What time-series monitoring solutions do you use??

Aaron
Aaron Member, Administrator, Moderator, Employee Posts: 594 admin

Hey team,

Metrics! Historical metrics!! So useful for post-mortem analysis of incidents.


(screenshot of a Grafana dashboard)

I've worked with quite a few different technologies over the years, but was wondering what other people's experience and preferences are for this. Let me know, I'm really interested!!

Here's some of mine:

  • RRD: long time ago, heavily used in the network monitoring space
  • InfluxDB: awesome time-series DB, supports completely dynamic intervals (seconds, milliseconds, micros, nanos), and also push-based data insertion
  • KDB (KX): traditionally used in finance, there is now a Solace official plugin for this
  • Prometheus: I haven't played with this much, but it is SUPER popular. I have some issues with it, especially that it is poll-based (i.e. tightly coupling the data gathering & storage), and ability to store only one metric at time
  • Splunk: some people use this for time-series, but is it the best choice??

Others?? What are your opinions?

Comments

  • nram
    nram Member, Employee Posts: 80 Solace Employee
    edited April 2021 #2

    Good discussion topic @Aaron ... I have also heard Graphite in this context, esp customer who already have tighter pairing with Grafana.

    To your observation on Prometheus being poll-based, Yes, that infact is the natural mode for scraping metrics. However, its possible to push metrics from ephemeral and short lived tasks to Prometheus using push gateway. Putting aside the complexity of management and any performance overheads, this provides a practical possibility for push based solution with Prometheus.

  • marc
    marc Member, Administrator, Moderator, Employee Posts: 955 admin
    edited April 2021 #3

    Hey @Aaron, I've used the Elastic stack on a few projects in the past. It's been a few years since I've used it now but at the time it was a great getting started experience, easy to ingest the events using Logstash/Beats (push) and easy to visualize aggregations in Kibana. The shortcoming was really going beyond visualizing aggregations in Kibana...I don't really recall specifics now but I remember it wasn't able to create some of the visuals that we desired.

    Hopefully I'll get a chance to checkout Elastic cloud and their latest enhancements sometime soon.

    @arih has been doing some work with Elastic lately too.

  • Aaron
    Aaron Member, Administrator, Moderator, Employee Posts: 594 admin

    Hey, I thought I wrote back to this!! Weird.

    Yes, @nram : Graphite, of course.
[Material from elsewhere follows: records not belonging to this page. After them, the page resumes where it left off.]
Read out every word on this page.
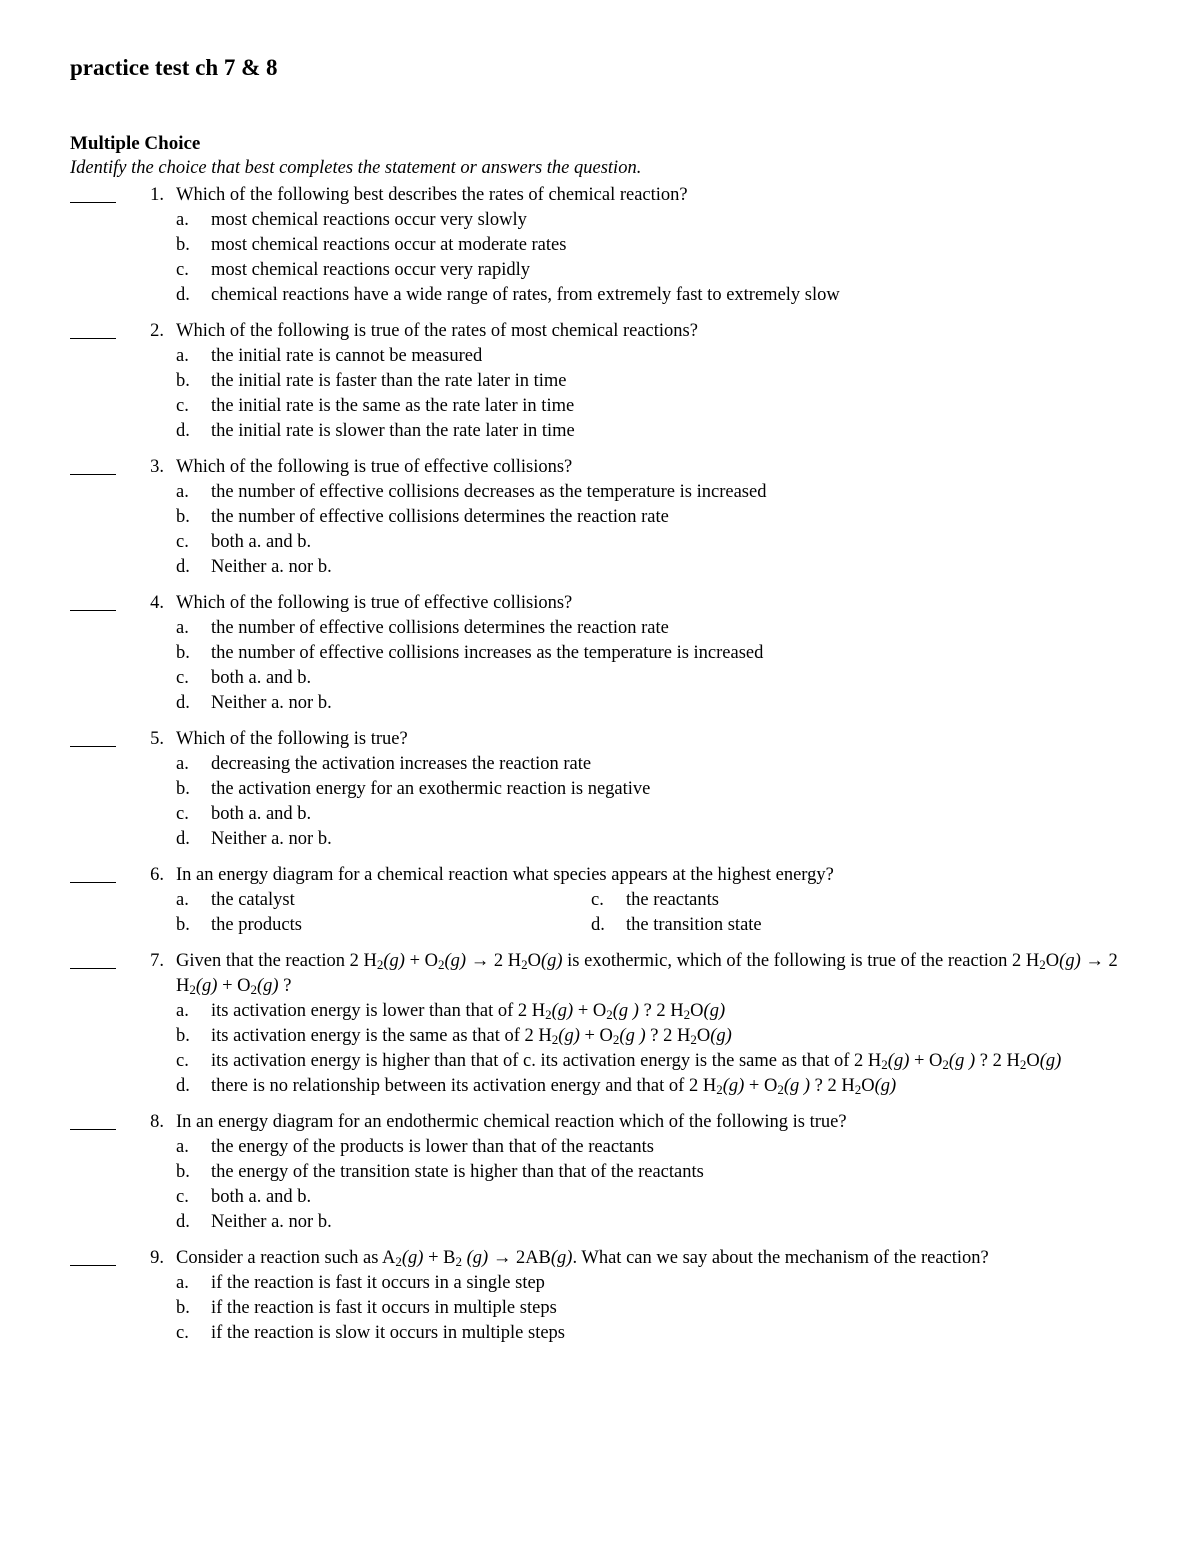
practice test ch 7 & 8
Multiple Choice
Identify the choice that best completes the statement or answers the question.
1. Which of the following best describes the rates of chemical reaction?
a. most chemical reactions occur very slowly
b. most chemical reactions occur at moderate rates
c. most chemical reactions occur very rapidly
d. chemical reactions have a wide range of rates, from extremely fast to extremely slow
2. Which of the following is true of the rates of most chemical reactions?
a. the initial rate is cannot be measured
b. the initial rate is faster than the rate later in time
c. the initial rate is the same as the rate later in time
d. the initial rate is slower than the rate later in time
3. Which of the following is true of effective collisions?
a. the number of effective collisions decreases as the temperature is increased
b. the number of effective collisions determines the reaction rate
c. both a. and b.
d. Neither a. nor b.
4. Which of the following is true of effective collisions?
a. the number of effective collisions determines the reaction rate
b. the number of effective collisions increases as the temperature is increased
c. both a. and b.
d. Neither a. nor b.
5. Which of the following is true?
a. decreasing the activation increases the reaction rate
b. the activation energy for an exothermic reaction is negative
c. both a. and b.
d. Neither a. nor b.
6. In an energy diagram for a chemical reaction what species appears at the highest energy?
a. the catalyst	c. the reactants
b. the products	d. the transition state
7. Given that the reaction 2 $H_2(g) + O_2(g) \to 2$ $H_2O(g)$ is exothermic, which of the following is true of the reaction 2 $H_2O(g) \to 2$ $H_2(g) + O_2(g)$ ?
a. its activation energy is lower than that of 2 $H_2(g) + O_2(g$ ) ? 2 $H_2O(g)$
b. its activation energy is the same as that of 2 $H_2(g) + O_2(g$ ) ? 2 $H_2O(g)$
c. its activation energy is higher than that of c. its activation energy is the same as that of 2 $H_2(g) + O_2(g$ ) ? 2 $H_2O(g)$
d. there is no relationship between its activation energy and that of 2 $H_2(g) + O_2(g$ ) ? 2 $H_2O(g)$
8. In an energy diagram for an endothermic chemical reaction which of the following is true?
a. the energy of the products is lower than that of the reactants
b. the energy of the transition state is higher than that of the reactants
c. both a. and b.
d. Neither a. nor b.
9. Consider a reaction such as $A_2(g) + B_2$ (g) → 2AB(g). What can we say about the mechanism of the reaction?
a. if the reaction is fast it occurs in a single step
b. if the reaction is fast it occurs in multiple steps
c. if the reaction is slow it occurs in multiple steps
What a classic. I've heard it more tightly integrates with Grafana, but I have yet to play with it. Pairing Grafana with InfluxDB seems to satisfy most of my needs. I wonder what "extra special stuff" you could get / expose. Someone deeply knowledgeable on all 3 would have to answer that.
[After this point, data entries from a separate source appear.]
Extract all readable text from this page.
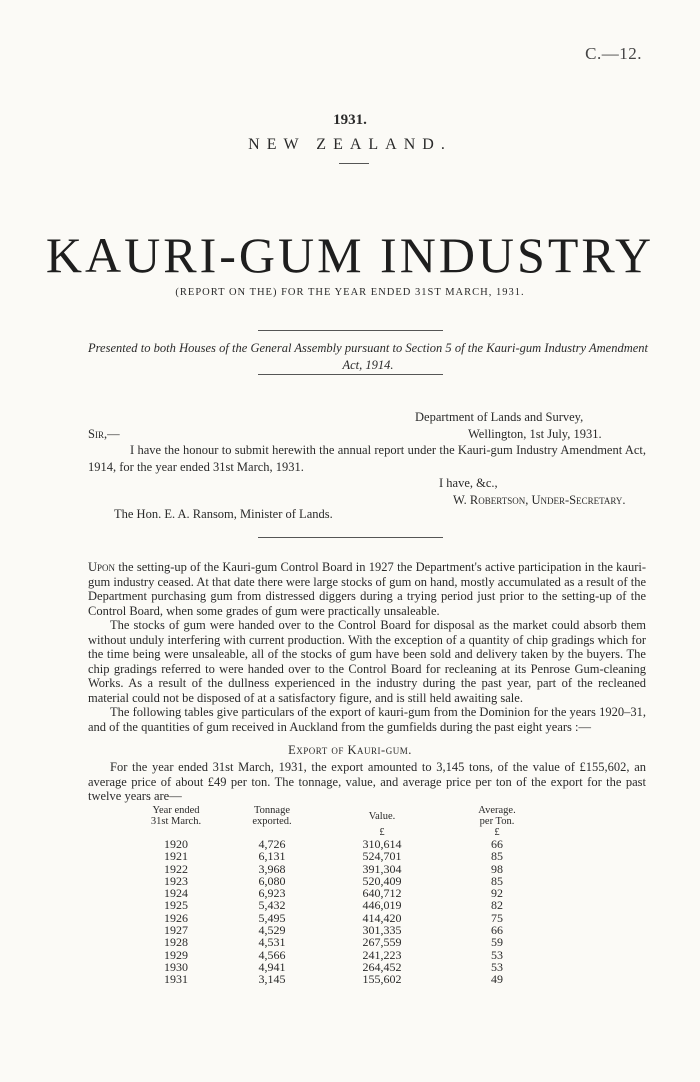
C.—12.
1931.
NEW ZEALAND.
KAURI-GUM INDUSTRY
(REPORT ON THE) FOR THE YEAR ENDED 31ST MARCH, 1931.
Presented to both Houses of the General Assembly pursuant to Section 5 of the Kauri-gum Industry Amendment Act, 1914.
Department of Lands and Survey,
Wellington, 1st July, 1931.
Sir,—
I have the honour to submit herewith the annual report under the Kauri-gum Industry Amendment Act, 1914, for the year ended 31st March, 1931.
I have, &c.,
W. Robertson, Under-Secretary.
The Hon. E. A. Ransom, Minister of Lands.

Upon the setting-up of the Kauri-gum Control Board in 1927 the Department's active participation in the kauri-gum industry ceased. At that date there were large stocks of gum on hand, mostly accumulated as a result of the Department purchasing gum from distressed diggers during a trying period just prior to the setting-up of the Control Board, when some grades of gum were practically unsaleable.

The stocks of gum were handed over to the Control Board for disposal as the market could absorb them without unduly interfering with current production. With the exception of a quantity of chip gradings which for the time being were unsaleable, all of the stocks of gum have been sold and delivery taken by the buyers. The chip gradings referred to were handed over to the Control Board for recleaning at its Penrose Gum-cleaning Works. As a result of the dullness experienced in the industry during the past year, part of the recleaned material could not be disposed of at a satisfactory figure, and is still held awaiting sale.

The following tables give particulars of the export of kauri-gum from the Dominion for the years 1920–31, and of the quantities of gum received in Auckland from the gumfields during the past eight years :—

Export of Kauri-gum.

For the year ended 31st March, 1931, the export amounted to 3,145 tons, of the value of £155,602, an average price of about £49 per ton. The tonnage, value, and average price per ton of the export for the past twelve years are—

Year ended
31st March.	Tonnage
exported.	Value.	Average.
per Ton.
		£	£
1920	4,726	310,614	66
1921	6,131	524,701	85
1922	3,968	391,304	98
1923	6,080	520,409	85
1924	6,923	640,712	92
1925	5,432	446,019	82
1926	5,495	414,420	75
1927	4,529	301,335	66
1928	4,531	267,559	59
1929	4,566	241,223	53
1930	4,941	264,452	53
1931	3,145	155,602	49
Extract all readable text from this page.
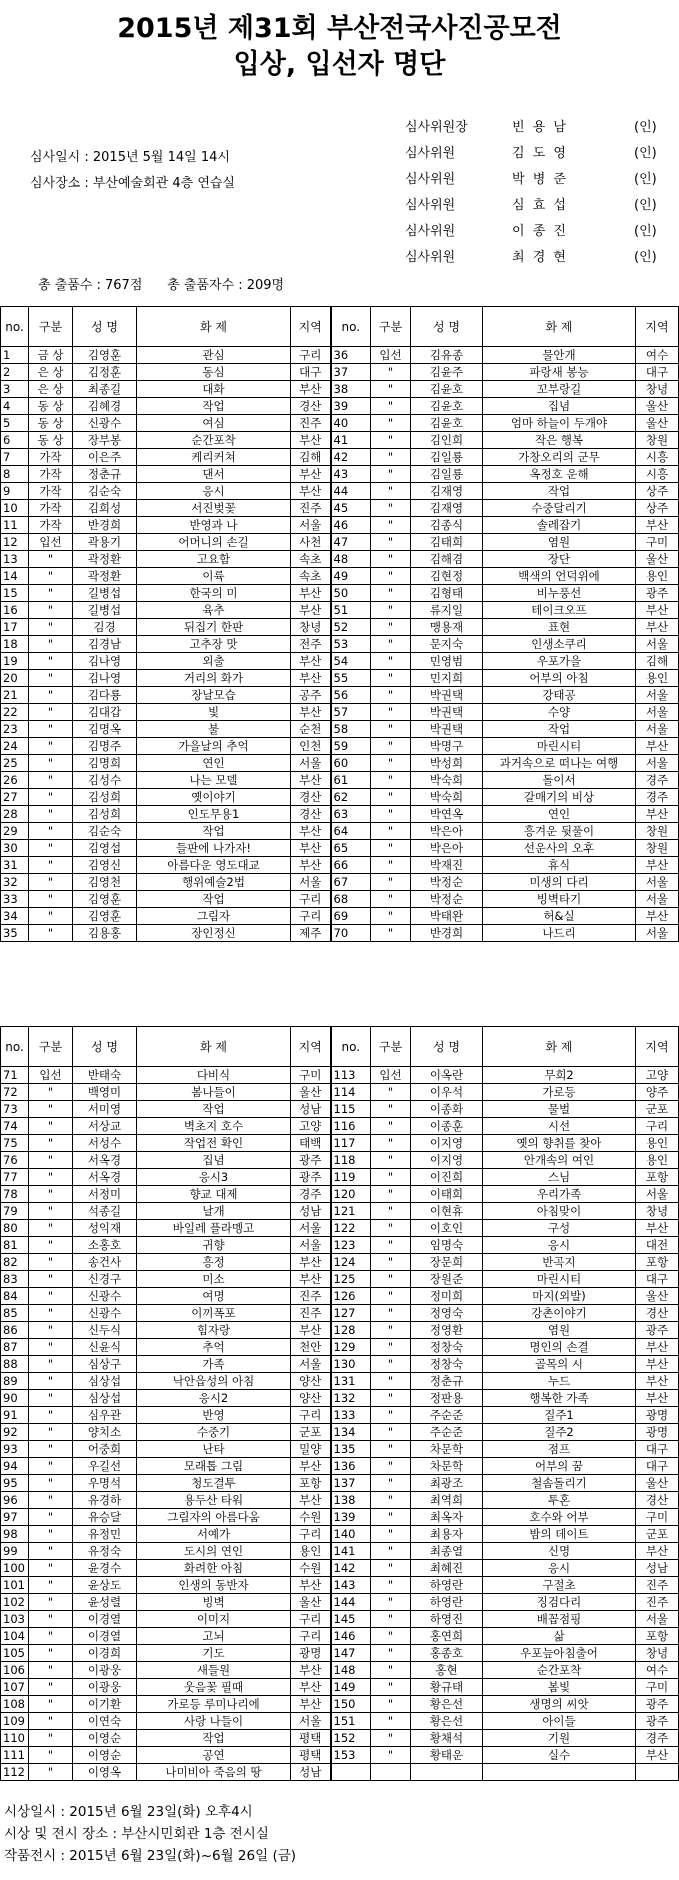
2015년 제31회 부산전국사진공모전
입상, 입선자 명단
심사위원장	빈 용 남	(인)
심사위원	김 도 영	(인)
심사위원	박 병 준	(인)
심사위원	심 효 섭	(인)
심사위원	이 종 진	(인)
심사위원	최 경 현	(인)
심사일시 : 2015년 5월 14일 14시
심사장소 : 부산예술회관 4층 연습실
총 출품수 : 767점      총 출품자수 : 209명
no.	구분	성 명	화 제	지역	no.	구분	성 명	화 제	지역
1	금 상	김영훈	관심	구리	36	입선	김유종	물안개	여수
2	은 상	김정훈	동심	대구	37	"	김윤주	파랑새 봉능	대구
3	은 상	최종길	대화	부산	38	"	김윤호	꼬부랑길	창녕
4	동 상	김혜경	작업	경산	39	"	김윤호	집념	울산
5	동 상	신광수	여심	진주	40	"	김윤호	엄마 하늘이 두개야	울산
6	동 상	장부봉	순간포착	부산	41	"	김인희	작은 행복	창원
7	가작	이은주	케리커쳐	김해	42	"	김일룡	가창오리의 군무	시흥
8	가작	정춘규	댄서	부산	43	"	김일룡	옥정호 운해	시흥
9	가작	김순숙	응시	부산	44	"	김재영	작업	상주
10	가작	김희성	서진벚꽃	진주	45	"	김재영	수중달리기	상주
11	가작	반경희	반영과 나	서울	46	"	김종식	솔레잡기	부산
12	입선	곽용기	어머니의 손길	사천	47	"	김태희	염원	구미
13	"	곽정환	고요함	속초	48	"	김해겸	장단	울산
14	"	곽정환	이륙	속초	49	"	김현정	백색의 언덕위에	용인
15	"	길병섭	한국의 미	부산	50	"	김형태	비누풍선	광주
16	"	길병섭	육추	부산	51	"	류지일	테이크오프	부산
17	"	김경	뒤집기 한판	창녕	52	"	맹용재	표현	부산
18	"	김경남	고추장 맛	전주	53	"	문지숙	인생소쿠리	서울
19	"	김나영	외출	부산	54	"	민영범	우포가을	김해
20	"	김나영	거리의 화가	부산	55	"	민지희	어부의 아침	용인
21	"	김다룡	장날모습	공주	56	"	박권택	강태공	서울
22	"	김대갑	빛	부산	57	"	박권택	수양	서울
23	"	김명옥	불	순천	58	"	박권택	작업	서울
24	"	김명주	가을날의 추억	인천	59	"	박명구	마린시티	부산
25	"	김명희	연인	서울	60	"	박성희	과거속으로 떠나는 여행	서울
26	"	김성수	나는 모델	부산	61	"	박숙희	돌이서	경주
27	"	김성희	옛이야기	경산	62	"	박숙희	갈매기의 비상	경주
28	"	김성희	인도무용1	경산	63	"	박연옥	연인	부산
29	"	김순숙	작업	부산	64	"	박은아	흥겨운 뒷풀이	창원
30	"	김영섭	들판에 나가자!	부산	65	"	박은아	선운사의 오후	창원
31	"	김영신	아름다운 영도대교	부산	66	"	박재진	휴식	부산
32	"	김영천	행위예술2법	서울	67	"	박정순	미생의 다리	서울
33	"	김영훈	작업	구리	68	"	박정순	빙벽타기	서울
34	"	김영훈	그림자	구리	69	"	박태완	허&실	부산
35	"	김용홍	장인정신	제주	70	"	반경희	나드리	서울
no.	구분	성 명	화 제	지역	no.	구분	성 명	화 제	지역
71	입선	반태숙	다비식	구미	113	입선	이옥란	무희2	고양
72	"	백영미	봄나들이	울산	114	"	이우석	가로등	양주
73	"	서미영	작업	성남	115	"	이종화	물벌	군포
74	"	서상교	벽초지 호수	고양	116	"	이종훈	시선	구리
75	"	서성수	작업전 확인	태백	117	"	이지영	옛의 향취를 찾아	용인
76	"	서옥경	집념	광주	118	"	이지영	안개속의 여인	용인
77	"	서옥경	응시3	광주	119	"	이진희	스님	포항
78	"	서정미	향교 대제	경주	120	"	이태희	우리가족	서울
79	"	석종길	날개	성남	121	"	이현휴	아침맞이	창녕
80	"	성익재	바일레 플라멩고	서울	122	"	이호인	구성	부산
81	"	소홍호	귀향	서울	123	"	임명숙	응시	대전
82	"	송건사	흥정	부산	124	"	장문희	반곡지	포항
83	"	신경구	미소	부산	125	"	장원준	마린시티	대구
84	"	신광수	여명	진주	126	"	정미희	마지(외발)	울산
85	"	신광수	이끼폭포	진주	127	"	정영숙	강촌이야기	경산
86	"	신두식	힘자랑	부산	128	"	정영환	염원	광주
87	"	신윤식	추억	천안	129	"	정창숙	명인의 손결	부산
88	"	심상구	가족	서울	130	"	정창숙	골목의 시	부산
89	"	심상섭	낙안읍성의 아침	양산	131	"	정춘규	누드	부산
90	"	심상섭	응시2	양산	132	"	정판용	행복한 가족	부산
91	"	심우관	반영	구리	133	"	주순준	질주1	광명
92	"	양치소	수중기	군포	134	"	주순준	질주2	광명
93	"	어중희	난타	밀양	135	"	차문학	점프	대구
94	"	우길선	모래톱 그림	부산	136	"	차문학	어부의 꿈	대구
95	"	우명석	청도결투	포항	137	"	최광조	철솜돌리기	울산
96	"	유경하	용두산 타워	부산	138	"	최역희	투혼	경산
97	"	유승달	그림자의 아름다움	수원	139	"	최옥자	호수와 어부	구미
98	"	유정민	서예가	구리	140	"	최용자	밤의 데이트	군포
99	"	유정숙	도시의 연인	용인	141	"	최종열	신명	부산
100	"	윤경수	화려한 아침	수원	142	"	최혜진	응시	성남
101	"	윤상도	인생의 동반자	부산	143	"	하영란	구절초	진주
102	"	윤성렬	빙벽	울산	144	"	하영란	징검다리	진주
103	"	이경열	이미지	구리	145	"	하영진	배꼽점핑	서울
104	"	이경열	고뇌	구리	146	"	홍연희	삶	포항
105	"	이경희	기도	광명	147	"	홍종호	우포늪아침출어	창녕
106	"	이광웅	새들원	부산	148	"	홍현	순간포착	여수
107	"	이광웅	웃음꽃 필때	부산	149	"	황규태	봄빛	구미
108	"	이기환	가로등 루미나리에	부산	150	"	황은선	생명의 씨앗	광주
109	"	이연숙	사랑 나들이	서울	151	"	황은선	아이들	광주
110	"	이영순	작업	평택	152	"	황채석	기원	경주
111	"	이영순	공연	평택	153	"	황태운	실수	부산
112	"	이영옥	나미비아 죽음의 땅	성남					
시상일시 : 2015년 6월 23일(화) 오후4시
시상 및 전시 장소 : 부산시민회관 1층 전시실
작품전시 : 2015년 6월 23일(화)~6월 26일 (금)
    @marc : I've heard of people using Elastic for time-series metric data. Not its primary purpose though, but it seems it can do it. Found this article that was looking at specifically that use case: https://medium.com/kudos-engineering/choosing-the-elastic-stack-as-a-time-series-database-9fac202c53ba. As you said, Kibana seems to show/visualize aggregate data, primary logging data "how many GETs per minute per host" or "how many WARNs" per minute, I don't think (aka I don't know how) to make Kibana display time-series metrics.

    Some of the big things I really like about InfluxDB:

    • Natively supports "pushing" into the database (like a normal database), accepts data whenever it arrives. Leaves the "polling" of the source data to you. Or to Telegraf or whatever.
    • No hard / constrained / required intervals defined for time-series. I think most of the other ones I listed you have to specify what your interval is that you want the data stored at (e.g. every 10 seconds). Influx, in the "raw" data (e.g. before the "continuous query" downsampling") allows you to push data in at ANY interval you want, any rate, or with any gap between successive inserts. Super useful for non-regular-interval data
    • Supports Strings and Booleans!! Not just numeric. How great it that? I can push all that data in there (e.g. operational state, redundancy state, status messages, etc.) and it will track when things change.
    • It's schema-less! Just start pushing data in, and Influx will figure it out. No need to predefine measurements (aka tables) or keys or anything. Note that you can add an i to integer numeric data to give Influx a hint that it's not a float.

    One disadvantage (and I don't know if other time-series DBs can do this?) is that it can't store nested objects... you have to "flatten" any nested entries.